With an affinity to other conceptual projects such as Nada Gordon and Gary Sullivan's Swoon, Noah Eli Gordon's Inbox, and Iphgenia Baal's Mercedes Benzprobs too late 4 a snog now is a remarkable publication that creaks and cascades with feeling and wit through the language of Facebook messages received by the author. "msgs received by the author" - that's what most books should be subtitled right?

This is a stream, an accumulation, paratactically arranged, of pronouncements, enquiries, desires, gags, and by the way serious complex thinking, meaninglessness, emoting etc:

"grey north face shorts and a black hoodie with hood up and black  earphones playing usually a philosophy podcast 

u get a wee lemon wedge with it too

tell him i said hello

i have only been able to attack bergson not you"

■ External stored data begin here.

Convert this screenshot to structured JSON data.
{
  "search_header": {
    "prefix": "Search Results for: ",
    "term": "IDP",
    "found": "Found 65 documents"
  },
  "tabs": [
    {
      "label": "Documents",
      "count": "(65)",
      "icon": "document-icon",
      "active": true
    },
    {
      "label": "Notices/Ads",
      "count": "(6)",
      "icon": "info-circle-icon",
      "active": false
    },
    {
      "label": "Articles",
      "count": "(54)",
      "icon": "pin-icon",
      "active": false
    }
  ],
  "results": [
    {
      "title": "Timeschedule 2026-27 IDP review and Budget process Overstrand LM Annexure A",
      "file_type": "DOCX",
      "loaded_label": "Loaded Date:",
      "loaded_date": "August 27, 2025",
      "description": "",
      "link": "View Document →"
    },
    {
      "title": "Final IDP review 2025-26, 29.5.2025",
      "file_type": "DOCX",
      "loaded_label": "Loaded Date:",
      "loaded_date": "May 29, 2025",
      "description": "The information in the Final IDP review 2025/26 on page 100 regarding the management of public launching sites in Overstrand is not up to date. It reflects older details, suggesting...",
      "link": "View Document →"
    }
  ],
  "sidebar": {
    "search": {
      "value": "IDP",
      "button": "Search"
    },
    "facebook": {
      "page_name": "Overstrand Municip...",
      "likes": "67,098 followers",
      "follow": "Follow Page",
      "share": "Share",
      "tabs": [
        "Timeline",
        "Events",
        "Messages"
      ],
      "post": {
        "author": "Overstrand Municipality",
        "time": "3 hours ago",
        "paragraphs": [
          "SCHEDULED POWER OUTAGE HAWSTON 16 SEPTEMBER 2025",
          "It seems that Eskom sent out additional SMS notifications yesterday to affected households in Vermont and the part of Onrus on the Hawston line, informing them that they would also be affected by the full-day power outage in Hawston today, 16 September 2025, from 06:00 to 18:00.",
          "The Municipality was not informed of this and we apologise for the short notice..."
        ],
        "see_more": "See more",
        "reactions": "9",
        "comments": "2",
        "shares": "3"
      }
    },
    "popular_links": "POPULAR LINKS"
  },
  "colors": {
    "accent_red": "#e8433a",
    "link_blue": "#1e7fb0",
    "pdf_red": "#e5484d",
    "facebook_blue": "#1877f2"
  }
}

I got wrapped up instantly, these compelling, stitched together msgs function sort of like a play, the vying of different voices - I want someone to write this into some kind of score for multiple voices. I like to imagine for a second that the lemon wedge comes with the ear phone person - just to spritz you know? Except actually part of the joy is in not being able to discern characters, its intimacy and affect in the fibre optics of the language itself, rather than attached to individuals. Much of this text is in lower case, obv. And I'm reminded of Tom Leonard's the case for lower case

"lower case posits in-the-presence-of

lower case is presence

lower case is company

 

lower case can jump from one proposition to another

                                                                                                across the page

lower case does not spurn its friends in the typesetting office

lower case may yet lean on a semi-colon for breath; on its way up the stairs"

The lower case in Bonetti's poem creates exactly this energy, this immediacy, this 'in-the-presence-of', this tenticular, propulsive pulsing locomotion. This writing is all about the shift: 

"the jellyfish book is defo worth getting btw

how was yo shift did you go to hannahs" 

But also about the politics of shifts:

"I'm not studying rn drafting this email to send to all ppl who do  modern labour history"

We all do modern labour history whether we like it or not! And contemporary capitalism:

"ha ha abebooks is owned by amazon"

Maybe I'm just overly sensitive myself right now but I find moments in this text actually really heart breaking, even while accepting it might just be throwaway for whoever wrote these msgs originally. I think the reason is the movement from one msg to the next, the little flash or pulse between them, "it keeps me going / Like deciding how to split / gonna be living in the library this week". Those three lines together I just find so sad - and even more so because the cue is given to split them apart but I can't know I've read them together. 

I could continue this excursion through the moments in this pamphlet I love the most ("SEND POEM" is a good one), and it is a text that bounces you back and forth - pinball-style. But you can just msg me for more if you like.  (And buy the pamphlet).